I’m going to call upon a phrase often used by a professor with who I once studied: “That sounds good if you say it fast enough.”
Have you ever made a truly random investment decision? Have you ever heard of anyone having done so? What might a truly random investment decision look like?
“I’m buying XYZ because of good fundamentals.” That’s obviously not a random decision.
“I’m buying XYZ because of such-and-such technical signals.” That, too, obviously is not a random decision.
“I’m buying XYZ because the company’s products are cool.” That may be naïve, but it’s not random.
“I’m buying XYZ because my neighbor said it’s hot.” That may be foolish and reckless, but it’s not random decision.
“I’m selling XYZ because somebody in the background coughed too much during the conference call.” That’s bizarre, but not random.

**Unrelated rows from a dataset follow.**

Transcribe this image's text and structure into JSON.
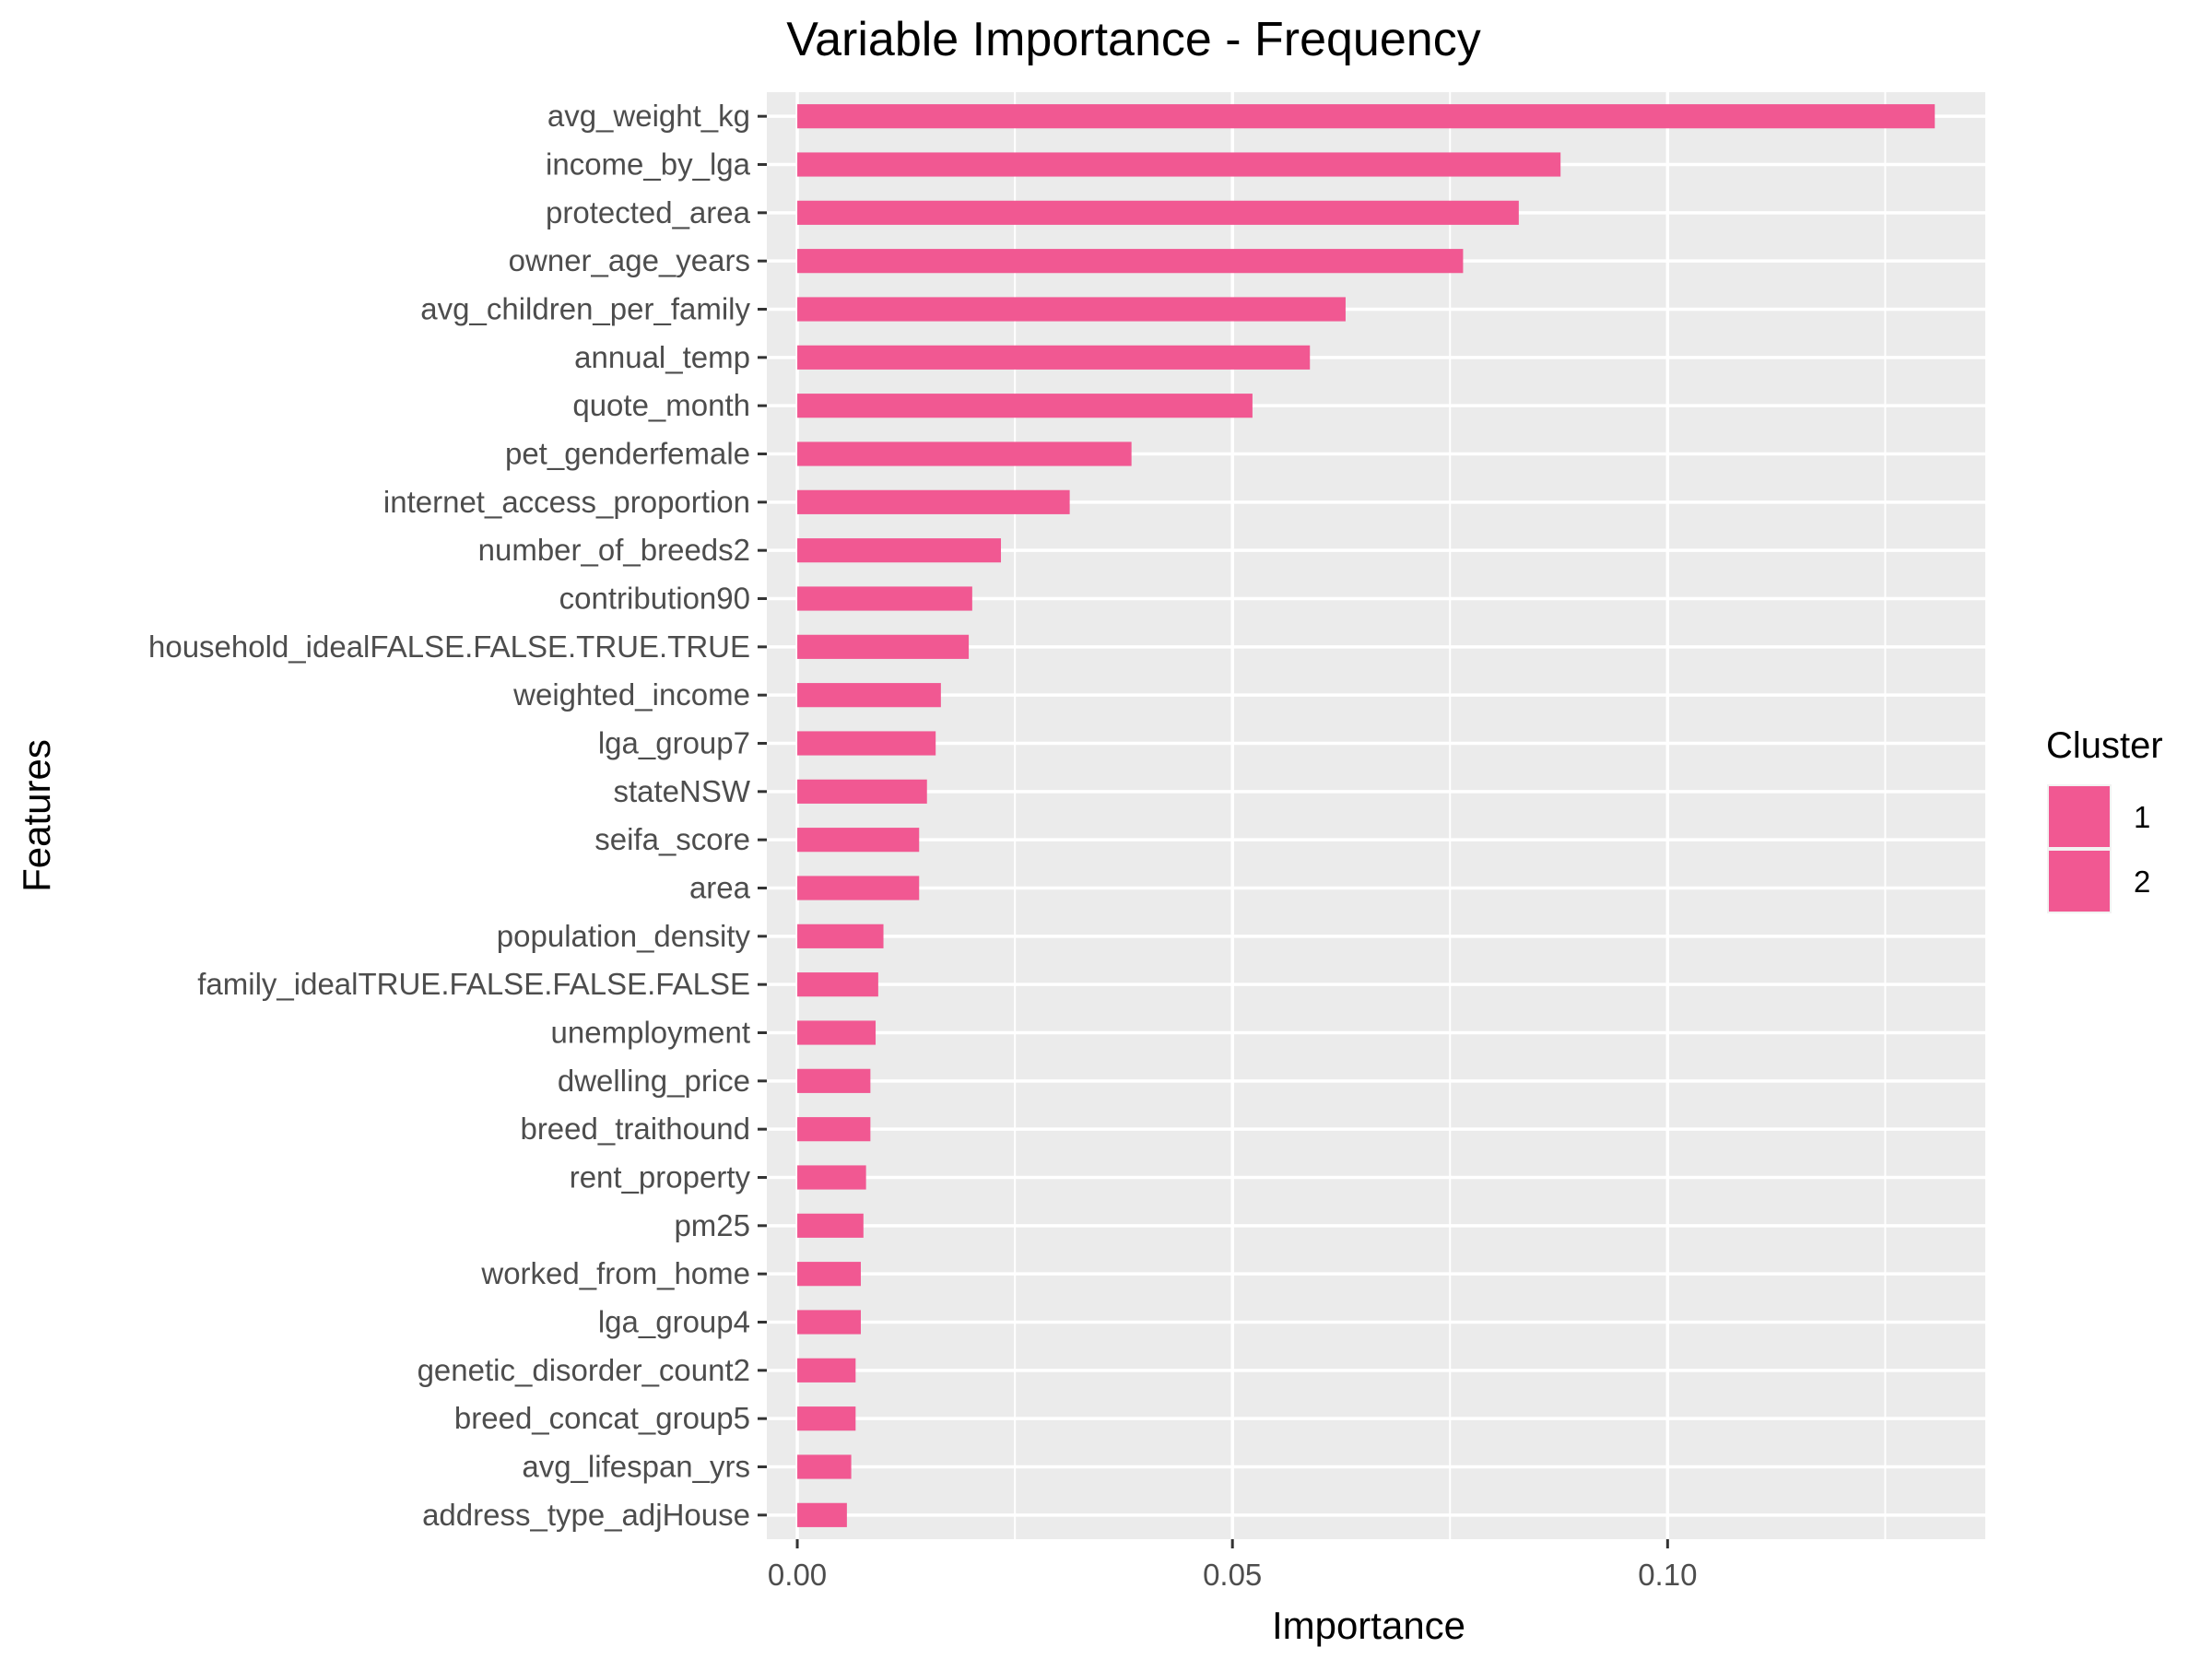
{
  "chart_data": {
    "type": "bar",
    "orientation": "horizontal",
    "title": "Variable Importance - Frequency",
    "xlabel": "Importance",
    "ylabel": "Features",
    "xlim": [
      -0.0035,
      0.1365
    ],
    "x_ticks": [
      0.0,
      0.05,
      0.1
    ],
    "x_tick_labels": [
      "0.00",
      "0.05",
      "0.10"
    ],
    "grid": true,
    "legend": {
      "title": "Cluster",
      "placement": "right",
      "entries": [
        {
          "label": "1",
          "color": "#F15892"
        },
        {
          "label": "2",
          "color": "#F15892"
        }
      ]
    },
    "bar_color": "#F15892",
    "panel_background": "#EBEBEB",
    "categories": [
      "avg_weight_kg",
      "income_by_lga",
      "protected_area",
      "owner_age_years",
      "avg_children_per_family",
      "annual_temp",
      "quote_month",
      "pet_genderfemale",
      "internet_access_proportion",
      "number_of_breeds2",
      "contribution90",
      "household_idealFALSE.FALSE.TRUE.TRUE",
      "weighted_income",
      "lga_group7",
      "stateNSW",
      "seifa_score",
      "area",
      "population_density",
      "family_idealTRUE.FALSE.FALSE.FALSE",
      "unemployment",
      "dwelling_price",
      "breed_traithound",
      "rent_property",
      "pm25",
      "worked_from_home",
      "lga_group4",
      "genetic_disorder_count2",
      "breed_concat_group5",
      "avg_lifespan_yrs",
      "address_type_adjHouse"
    ],
    "values": [
      0.1307,
      0.0877,
      0.0829,
      0.0765,
      0.063,
      0.0589,
      0.0523,
      0.0384,
      0.0313,
      0.0234,
      0.0201,
      0.0197,
      0.0165,
      0.0159,
      0.0149,
      0.014,
      0.014,
      0.0099,
      0.0093,
      0.009,
      0.0084,
      0.0084,
      0.0079,
      0.0076,
      0.0073,
      0.0073,
      0.0067,
      0.0067,
      0.0062,
      0.0057
    ]
  }
}
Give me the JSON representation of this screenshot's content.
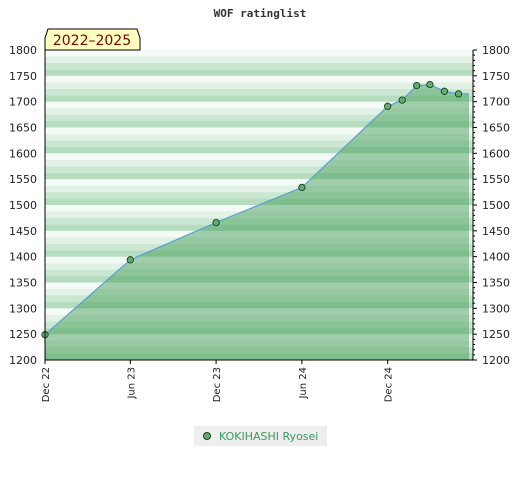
{
  "chart_data": {
    "type": "area",
    "title": "WOF ratinglist",
    "period_label": "2022–2025",
    "x_start": "2022-12-01",
    "x_end": "2025-06-01",
    "x_ticks": [
      {
        "label": "Dec 22",
        "date": "2022-12-01"
      },
      {
        "label": "Jun 23",
        "date": "2023-06-01"
      },
      {
        "label": "Dec 23",
        "date": "2023-12-01"
      },
      {
        "label": "Jun 24",
        "date": "2024-06-01"
      },
      {
        "label": "Dec 24",
        "date": "2024-12-01"
      }
    ],
    "ylim": [
      1200,
      1800
    ],
    "y_ticks": [
      1200,
      1250,
      1300,
      1350,
      1400,
      1450,
      1500,
      1550,
      1600,
      1650,
      1700,
      1750,
      1800
    ],
    "series": [
      {
        "name": "KOKIHASHI Ryosei",
        "color": "#5fae6f",
        "points": [
          {
            "date": "2022-12-01",
            "value": 1249
          },
          {
            "date": "2023-06-01",
            "value": 1394
          },
          {
            "date": "2023-12-01",
            "value": 1466
          },
          {
            "date": "2024-06-01",
            "value": 1534
          },
          {
            "date": "2024-12-01",
            "value": 1691
          },
          {
            "date": "2025-01-01",
            "value": 1703
          },
          {
            "date": "2025-02-01",
            "value": 1731
          },
          {
            "date": "2025-03-01",
            "value": 1733
          },
          {
            "date": "2025-04-01",
            "value": 1720
          },
          {
            "date": "2025-05-01",
            "value": 1715
          }
        ]
      }
    ],
    "legend": "bottom-center",
    "grid": true
  }
}
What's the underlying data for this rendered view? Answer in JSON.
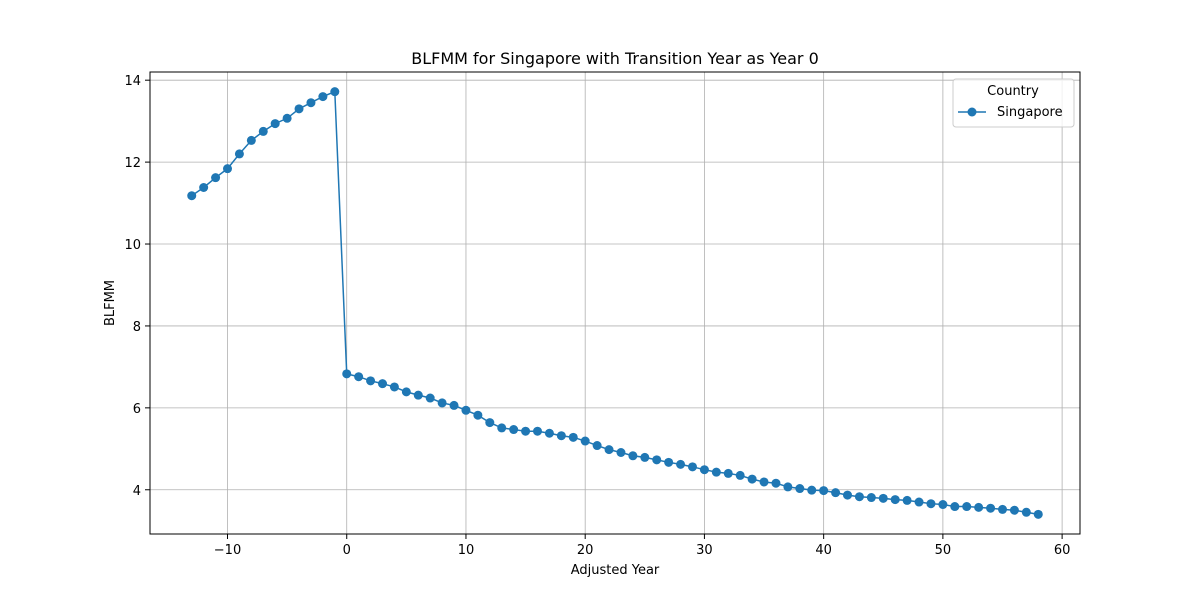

To us, the sum total of all these decisions, and a gazillion like them, may appear random. But are they truly random, or is that a function of our inability to create and implement, say, a model that looks like this:
- Good fundamentals according to the criteria of Investor A (something%) higher is better
- Good fundamentals according to the criteria of Investor B (something%) higher is better
- Good fundamentals according to the criteria of Investor C (something%) higher is better
- Good technicals according to the criteria of Investor D (something%) higher is better
- Good technicals according to the criteria of Investor E (something%) higher is better
- Products Investor E will like enough to cause him to buy the stock (something%) higher is better
- Products Investor F will like enough to cause him to buy the stock (something%) higher is better
- Bullish gossip from the neighbor of Investor G AND Investor G’s willingness to act on it (something%) higher is better
- A nagging cough on the part of Mr. X, the CFO AND Investor H’s inclination to be freaked out by this sort of thing (something%) lower is better
- Etc. etc. etc. for a gazillion other factors involving a gazillion other investors, some silly, some brilliant and a whole bunch in between
We can’t create such a model today. But is it not possible we may be able to do it by, say, 2715?
As to why p123 folks can do well now . . . they don’t have models like this, but they may recognize, for example, that factor one involves criteria can be articulated and given that it’s likely to be shared by many investors, that it’s overall weight in the sort of models we are able to build ought to be somewhat high. Ditto #4, which implicitly may capture many unidentifiable instances of #6 and #7, however imperfectly as well as even #8. As for #9 and #10, well, that’s why even the best p123 models can’t be expected to work perfectly 100% of the time.
Who are the folks who believe in randomness? They are those who don’t even try to comprehend the sort of dynamics of the above model, ignore the whole thing, throw up their hands, and say it’s random.